Alex Mindlin writes in the New York Times that, in a year of retail gloom, marketers are making heavier use than ever of the freebie offer (“free 5 ounce bottle of conditioner included!”) and its enticing cousin, the BOGO (Buy One Get One Free). Researchers have understood for years that such offers hurt the perceived value of the product billed as the freebie. But a paper soon to be published in the Journal of Consumer Research shows another hidden cost of freebies.
In short, when retailers try to move an item by packaging it with a freebie, the item that isn’t the freebie also loses value in consumers’ minds. “When you resume selling it individually, they say, ‘Wasn’t this that item that you had to sell something else with, to get me to buy it? It must be pretty bad,’ ” said Michael Kamins, a professor of marketing at Stony Brook University who is one of the paper’s authors.
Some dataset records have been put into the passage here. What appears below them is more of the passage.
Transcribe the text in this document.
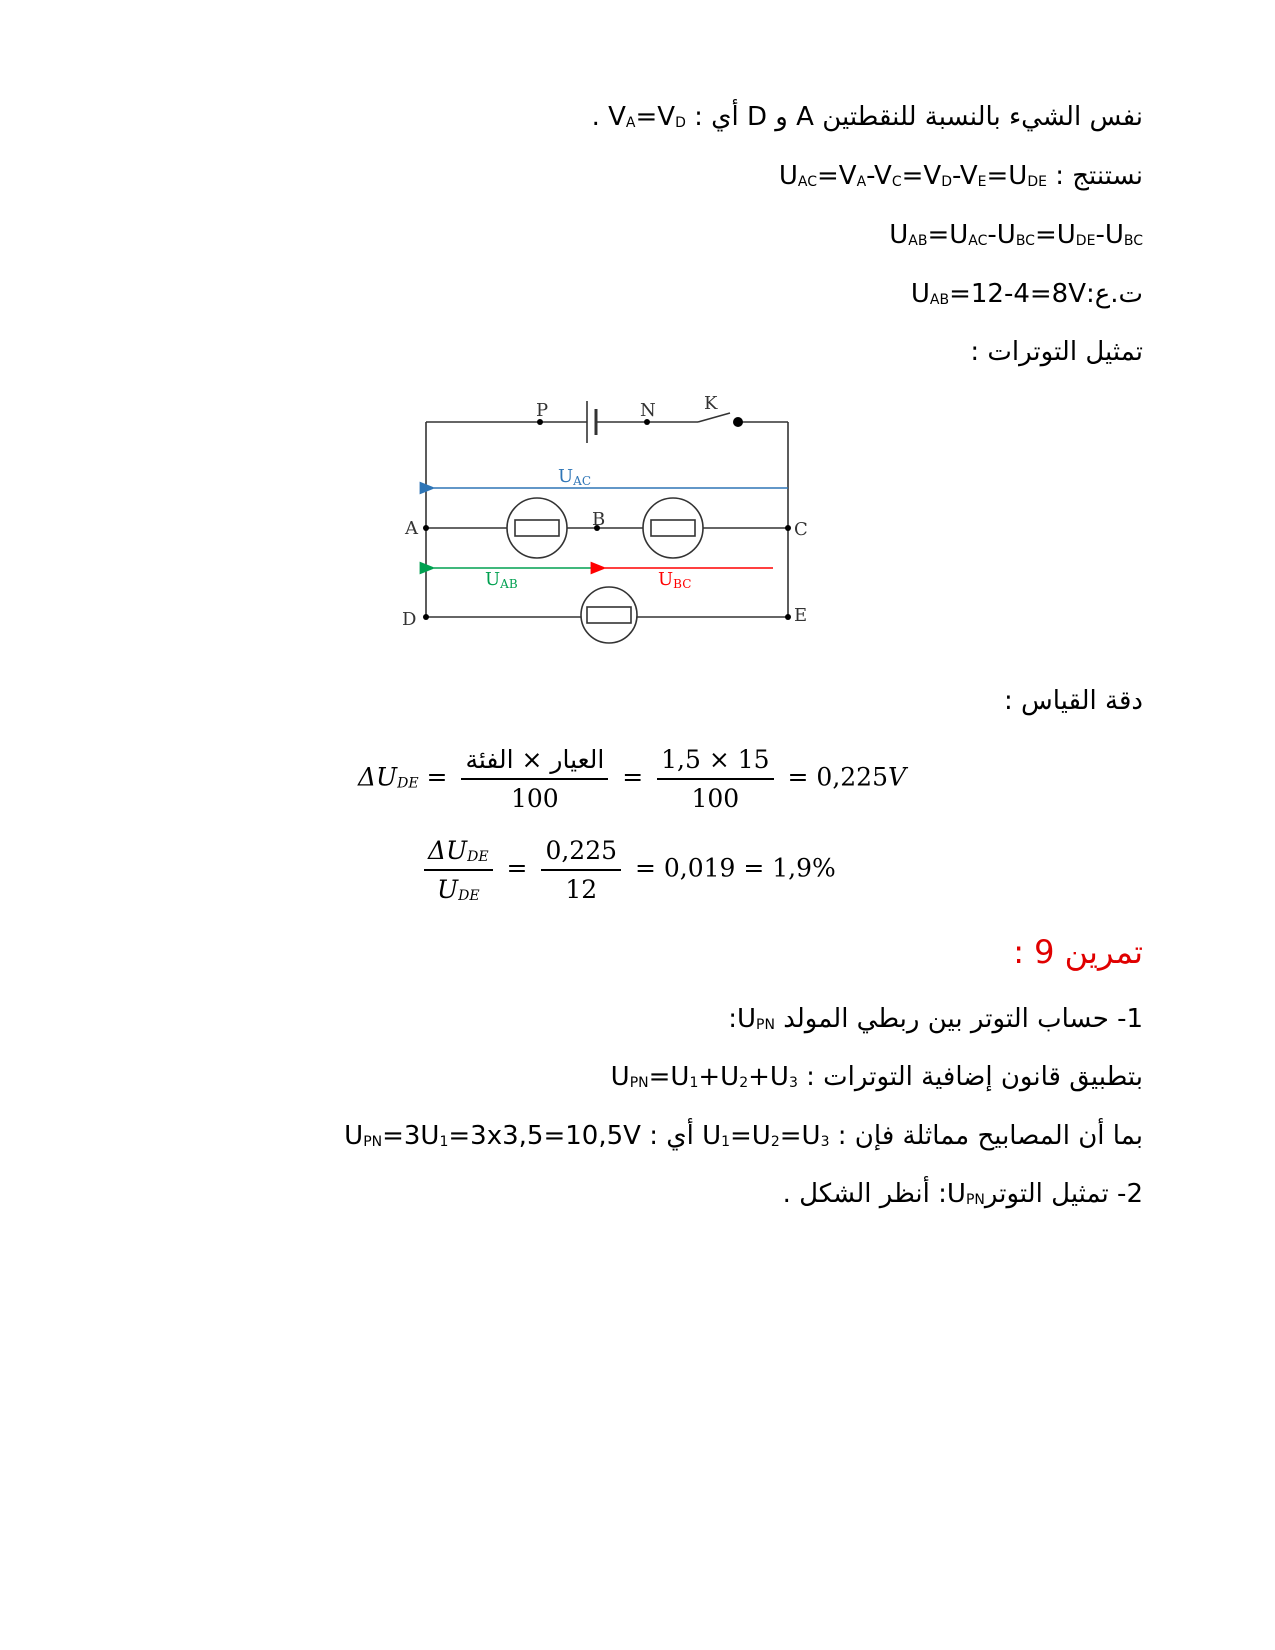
نفس الشيء بالنسبة للنقطتين A و D أي : $V_A=V_D$ .
نستنتج : $U_{AC}=V_A-V_C=V_D-V_E=U_{DE}$
$U_{AB}=U_{AC}-U_{BC}=U_{DE}-U_{BC}$
$ت.ع:U_{AB}=12-4=8V$
تمثيل التوترات :
P	N	K
A	B	C
D	E
UAC
UAB	UBC
دقة القياس :
$\Delta U_{DE} = \frac{\text{العيار × الفئة}}{100} = \frac{1,5 \times 15}{100} = 0,225V$
$\frac{\Delta U_{DE}}{U_{DE}} = \frac{0,225}{12} = 0,019 = 1,9\%$
تمرين 9 :
1- حساب التوتر بين ربطي المولد $U_{PN}$:
بتطبيق قانون إضافية التوترات : $U_{PN}=U_1+U_2+U_3$
بما أن المصابيح مماثلة فإن : $U_1=U_2=U_3$ أي : $U_{PN}=3U_1=3x3,5=10,5V$
2- تمثيل التوترU$_{PN}$: أنظر الشكل .
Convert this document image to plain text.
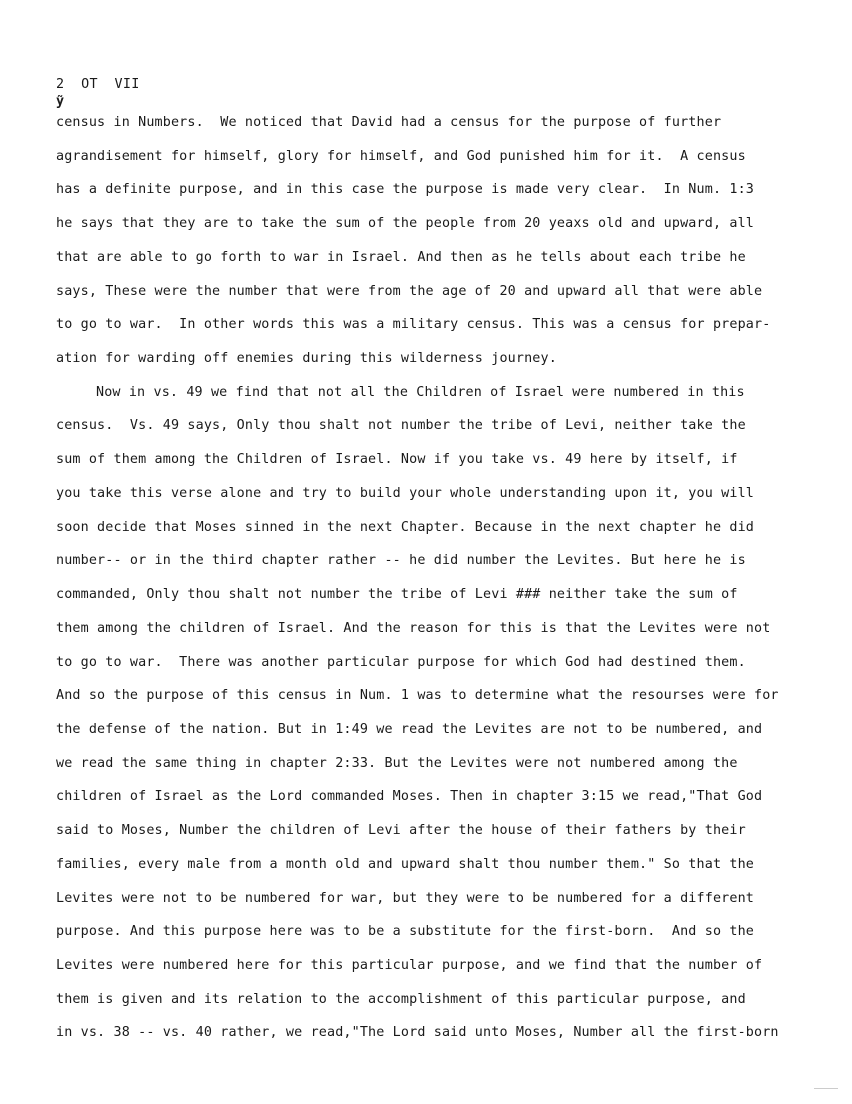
2  OT  VII
ỹ
census in Numbers.  We noticed that David had a census for the purpose of further
agrandisement for himself, glory for himself, and God punished him for it.  A census
has a definite purpose, and in this case the purpose is made very clear.  In Num. 1:3
he says that they are to take the sum of the people from 20 yeaxs old and upward, all
that are able to go forth to war in Israel. And then as he tells about each tribe he
says, These were the number that were from the age of 20 and upward all that were able
to go to war.  In other words this was a military census. This was a census for prepar-
ation for warding off enemies during this wilderness journey.
Now in vs. 49 we find that not all the Children of Israel were numbered in this
census.  Vs. 49 says, Only thou shalt not number the tribe of Levi, neither take the
sum of them among the Children of Israel. Now if you take vs. 49 here by itself, if
you take this verse alone and try to build your whole understanding upon it, you will
soon decide that Moses sinned in the next Chapter. Because in the next chapter he did
number-- or in the third chapter rather -- he did number the Levites. But here he is
commanded, Only thou shalt not number the tribe of Levi ### neither take the sum of
them among the children of Israel. And the reason for this is that the Levites were not
to go to war.  There was another particular purpose for which God had destined them.
And so the purpose of this census in Num. 1 was to determine what the resourses were for
the defense of the nation. But in 1:49 we read the Levites are not to be numbered, and
we read the same thing in chapter 2:33. But the Levites were not numbered among the
children of Israel as the Lord commanded Moses. Then in chapter 3:15 we read,"That God
said to Moses, Number the children of Levi after the house of their fathers by their
families, every male from a month old and upward shalt thou number them." So that the
Levites were not to be numbered for war, but they were to be numbered for a different
purpose. And this purpose here was to be a substitute for the first-born.  And so the
Levites were numbered here for this particular purpose, and we find that the number of
them is given and its relation to the accomplishment of this particular purpose, and
in vs. 38 -- vs. 40 rather, we read,"The Lord said unto Moses, Number all the first-born
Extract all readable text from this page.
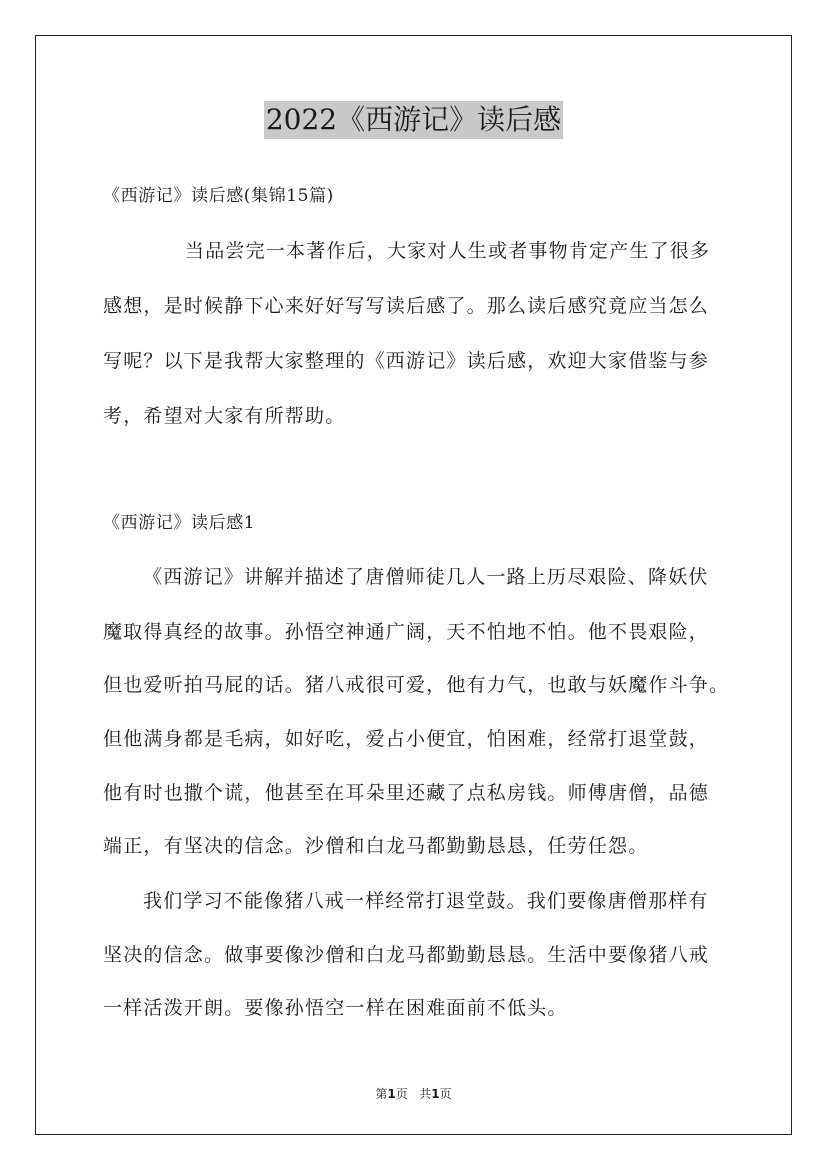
2022《西游记》读后感
《西游记》读后感(集锦15篇)
当品尝完一本著作后，大家对人生或者事物肯定产生了很多
感想，是时候静下心来好好写写读后感了。那么读后感究竟应当怎么
写呢？以下是我帮大家整理的《西游记》读后感，欢迎大家借鉴与参
考，希望对大家有所帮助。
《西游记》读后感1
《西游记》讲解并描述了唐僧师徒几人一路上历尽艰险、降妖伏
魔取得真经的故事。孙悟空神通广阔，天不怕地不怕。他不畏艰险，
但也爱听拍马屁的话。猪八戒很可爱，他有力气，也敢与妖魔作斗争。
但他满身都是毛病，如好吃，爱占小便宜，怕困难，经常打退堂鼓，
他有时也撒个谎，他甚至在耳朵里还藏了点私房钱。师傅唐僧，品德
端正，有坚决的信念。沙僧和白龙马都勤勤恳恳，任劳任怨。
我们学习不能像猪八戒一样经常打退堂鼓。我们要像唐僧那样有
坚决的信念。做事要像沙僧和白龙马都勤勤恳恳。生活中要像猪八戒
一样活泼开朗。要像孙悟空一样在困难面前不低头。
第1页 共1页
In one study, Mr. Kamins auctioned off 100 pairs of coins on eBay, each consisting of an Indian penny from 1865 and a less valuable 1901 penny. At the same time, he also sold some individual 1865 pennies, in auctions visible to bidders on his bundled pennies. When the bundles were advertised as “get a 1901 penny free,” the prices of the solo older pennies suffered; when the two-penny bundle was not billed as including a freebie, the loose pennies fetched a higher price.